Campbells Nitro Lo-Bi Urea only contains 0.4% biuret*. This makes it a low biuret Urea suitable for a wide range of foliar Nitrogen applications in horticulture and agriculture.

Nutrient Form:

The Nitrogen in Nitro Lo-Bi is in the form of Urea, specifically with a low Biuret content. Biuret is present as an impurity of Urea, formed during the manufacturing process, and high levels can be harmful for foliar application, possibly causing plant damage.


Campbells Nitro Lo-Bi Urea is recommended for foliar applications as it has a low Biuret concentration, making it safer to use.

  • Standard Urea has a higher Biuret concentration, which can be toxic to plants, especially if applied to foliage in high concentrations
  • Plants are not able to readily metabolise Biuret and therefore the presence of elevated levels in plant tissue causes growth reduction and plant damage
  • In sensitive crops (most horticultural crops) or perennial crops (where repeat applications with Biuret containing Urea can accumulate), the selection of Nitro Lo-Bi Urea is strongly advisable


Campbells Nitro Lo-Bi Urea as a foliar spray can provide a very quick Nitrogen response in plants. Foliar Lo-Bi Urea can be useful during periods of very high crop demand or when root Nitrogen uptake is restricted. Lo-Bi Urea is also sometimes used in conjunction with foliar applied trace elements, such as Campbells Bud-wiser.

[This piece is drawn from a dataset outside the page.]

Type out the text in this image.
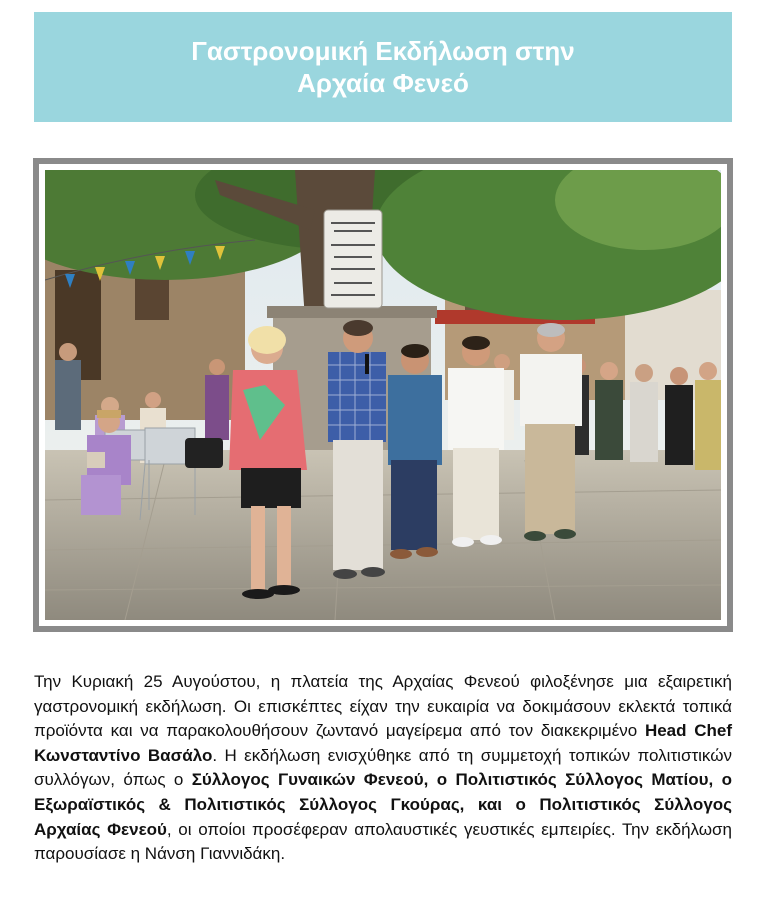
Γαστρονομική Εκδήλωση στην
Αρχαία Φενεό

Την Κυριακή 25 Αυγούστου, η πλατεία της Αρχαίας Φενεού φιλοξένησε μια εξαιρετική γαστρονομική εκδήλωση. Οι επισκέπτες είχαν την ευκαιρία να δοκιμάσουν εκλεκτά τοπικά προϊόντα και να παρακολουθήσουν ζωντανό μαγείρεμα από τον διακεκριμένο Head Chef Κωνσταντίνο Βασάλο. Η εκδήλωση ενισχύθηκε από τη συμμετοχή τοπικών πολιτιστικών συλλόγων, όπως ο Σύλλογος Γυναικών Φενεού, ο Πολιτιστικός Σύλλογος Ματίου, ο Εξωραϊστικός & Πολιτιστικός Σύλλογος Γκούρας, και ο Πολιτιστικός Σύλλογος Αρχαίας Φενεού, οι οποίοι προσέφεραν απολαυστικές γευστικές εμπειρίες. Την εκδήλωση παρουσίασε η Νάνση Γιαννιδάκη.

General rates vary dramatically across horticultural crops compared to broadacre alternatives. For general Tree crop rates, apply at a rate of 0.5kg/100L of water, but for general Vegetable rates this can be increased to 1.0kg/100L of water. In Broadacre crops like Cotton, rates may be as high as 10 – 15kg/100L of water, and Cereals at 20 – 30 kg/100L, as these are less sensitive crops. Before application, seek advice from your Campbell’s distributor or your local agronomist.